The news hasn't gotten much better. Today, it was reported that national champion LSU has 30 players in quarantine. The outbreak in Baton Rouge has been linked back to a local nightclub.

With this news, significant questions have been raised about the upcoming season. Right now, things are manageable as actual practice hasn't started. If something like this happens in the fall, which is certainly on the table, it could derail a team's whole fall, if quarantining a quarter of the team is necessary. Yahoo Sports' Pete Thamel spoke to 20 ADs, coaches, and administrators about how sour things have turned over the last few days.

One unnamed athletic director told Thamel that they are “"way less convinced we will play [football] than I was a few weeks ago." Florida AD Scott Stricklin admitted that there are profound difficulties based on how things are now, as things are just now starting to spike in many of the biggest football hotbeds in the country, like his state.

“Until we have medicine that gives people confidence about resuming activities or we get comfortable enough where we don’t flinch every time we see a new case count, it’s going to be hard to play,” said Florida athletic director Scott Stricklin. “It’s like every nerve is exposed on this topic.”

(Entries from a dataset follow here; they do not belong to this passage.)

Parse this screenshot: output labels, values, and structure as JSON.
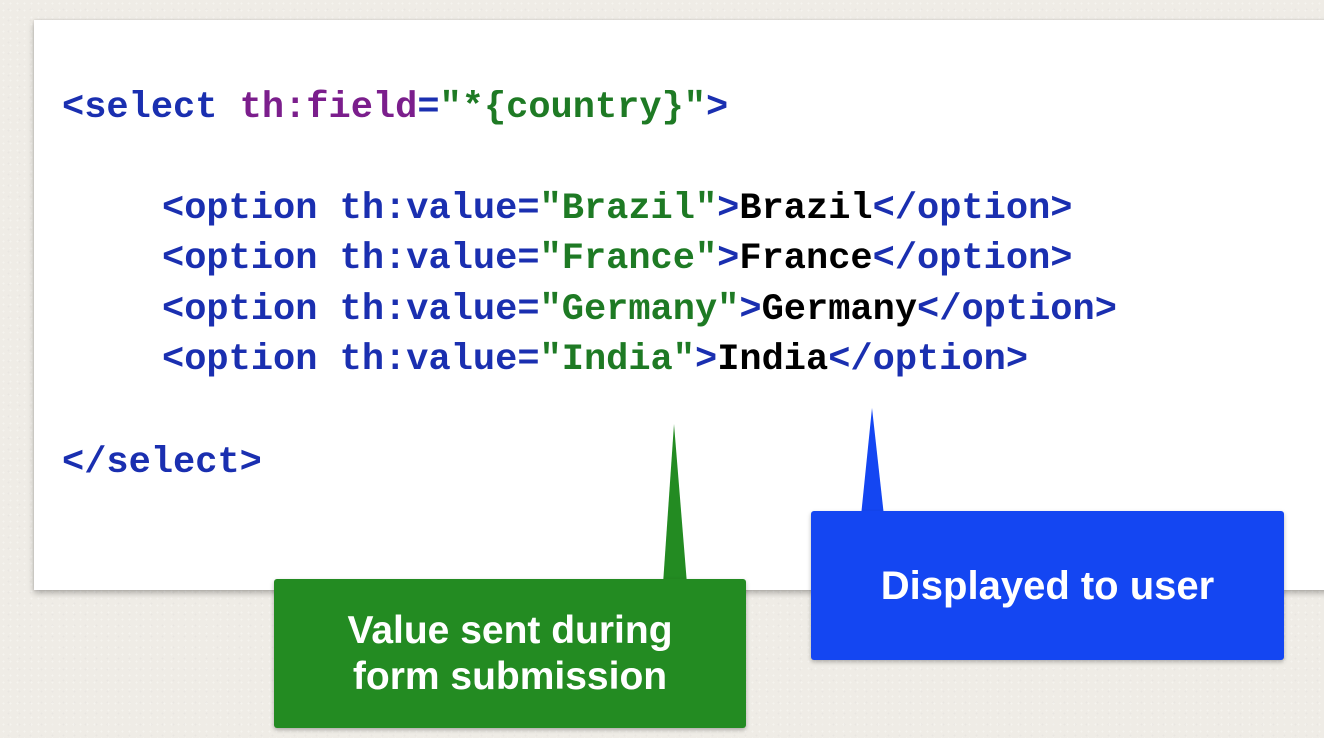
{
  "code": {
    "lines": [
      [
        {
          "t": "<",
          "k": "tag"
        },
        {
          "t": "select",
          "k": "tag"
        },
        {
          "t": " ",
          "k": "txt"
        },
        {
          "t": "th:field",
          "k": "attr"
        },
        {
          "t": "=",
          "k": "tag"
        },
        {
          "t": "\"*{country}\"",
          "k": "str"
        },
        {
          "t": ">",
          "k": "tag"
        }
      ],
      [
        {
          "t": "<",
          "k": "tag"
        },
        {
          "t": "option",
          "k": "tag"
        },
        {
          "t": " ",
          "k": "txt"
        },
        {
          "t": "th:value",
          "k": "tag"
        },
        {
          "t": "=",
          "k": "tag"
        },
        {
          "t": "\"Brazil\"",
          "k": "str"
        },
        {
          "t": ">",
          "k": "tag"
        },
        {
          "t": "Brazil",
          "k": "txt"
        },
        {
          "t": "</",
          "k": "tag"
        },
        {
          "t": "option",
          "k": "tag"
        },
        {
          "t": ">",
          "k": "tag"
        }
      ],
      [
        {
          "t": "<",
          "k": "tag"
        },
        {
          "t": "option",
          "k": "tag"
        },
        {
          "t": " ",
          "k": "txt"
        },
        {
          "t": "th:value",
          "k": "tag"
        },
        {
          "t": "=",
          "k": "tag"
        },
        {
          "t": "\"France\"",
          "k": "str"
        },
        {
          "t": ">",
          "k": "tag"
        },
        {
          "t": "France",
          "k": "txt"
        },
        {
          "t": "</",
          "k": "tag"
        },
        {
          "t": "option",
          "k": "tag"
        },
        {
          "t": ">",
          "k": "tag"
        }
      ],
      [
        {
          "t": "<",
          "k": "tag"
        },
        {
          "t": "option",
          "k": "tag"
        },
        {
          "t": " ",
          "k": "txt"
        },
        {
          "t": "th:value",
          "k": "tag"
        },
        {
          "t": "=",
          "k": "tag"
        },
        {
          "t": "\"Germany\"",
          "k": "str"
        },
        {
          "t": ">",
          "k": "tag"
        },
        {
          "t": "Germany",
          "k": "txt"
        },
        {
          "t": "</",
          "k": "tag"
        },
        {
          "t": "option",
          "k": "tag"
        },
        {
          "t": ">",
          "k": "tag"
        }
      ],
      [
        {
          "t": "<",
          "k": "tag"
        },
        {
          "t": "option",
          "k": "tag"
        },
        {
          "t": " ",
          "k": "txt"
        },
        {
          "t": "th:value",
          "k": "tag"
        },
        {
          "t": "=",
          "k": "tag"
        },
        {
          "t": "\"India\"",
          "k": "str"
        },
        {
          "t": ">",
          "k": "tag"
        },
        {
          "t": "India",
          "k": "txt"
        },
        {
          "t": "</",
          "k": "tag"
        },
        {
          "t": "option",
          "k": "tag"
        },
        {
          "t": ">",
          "k": "tag"
        }
      ],
      [
        {
          "t": "</",
          "k": "tag"
        },
        {
          "t": "select",
          "k": "tag"
        },
        {
          "t": ">",
          "k": "tag"
        }
      ]
    ]
  },
  "callouts": {
    "value": {
      "line1": "Value sent during",
      "line2": "form submission",
      "color": "#238b22"
    },
    "display": {
      "text": "Displayed to user",
      "color": "#1446f2"
    }
  },
  "colors": {
    "tag": "#1a2fb0",
    "attr": "#7b1e8c",
    "string": "#1e7a24",
    "text": "#000000"
  }
}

Time may be a blessing and a curse. We learn more and more about the disease, and potential treatments and prevention methods with each passing week. As we near the season, however, with full teams beginning to practice together and other students coming to campus, the potential for spread also increases. One FBS coach echoed those sentiments:

“None of us are even practicing right now, and we’re still having to quarantine dudes,” said a third FBS coach. “It’s only the middle of June. Maybe in July we’ll have an answer of what happens during practice. Right now, we don’t have an answer what to do if this happens in fall camp.”

Hopefully things start to calm down throughout the summer, and we don't see any major second waves anywhere in the country, allowing for college football to start in September. If the last few days have taught us anything, it is that we're still very much in the dark on everything, even months into this crisis.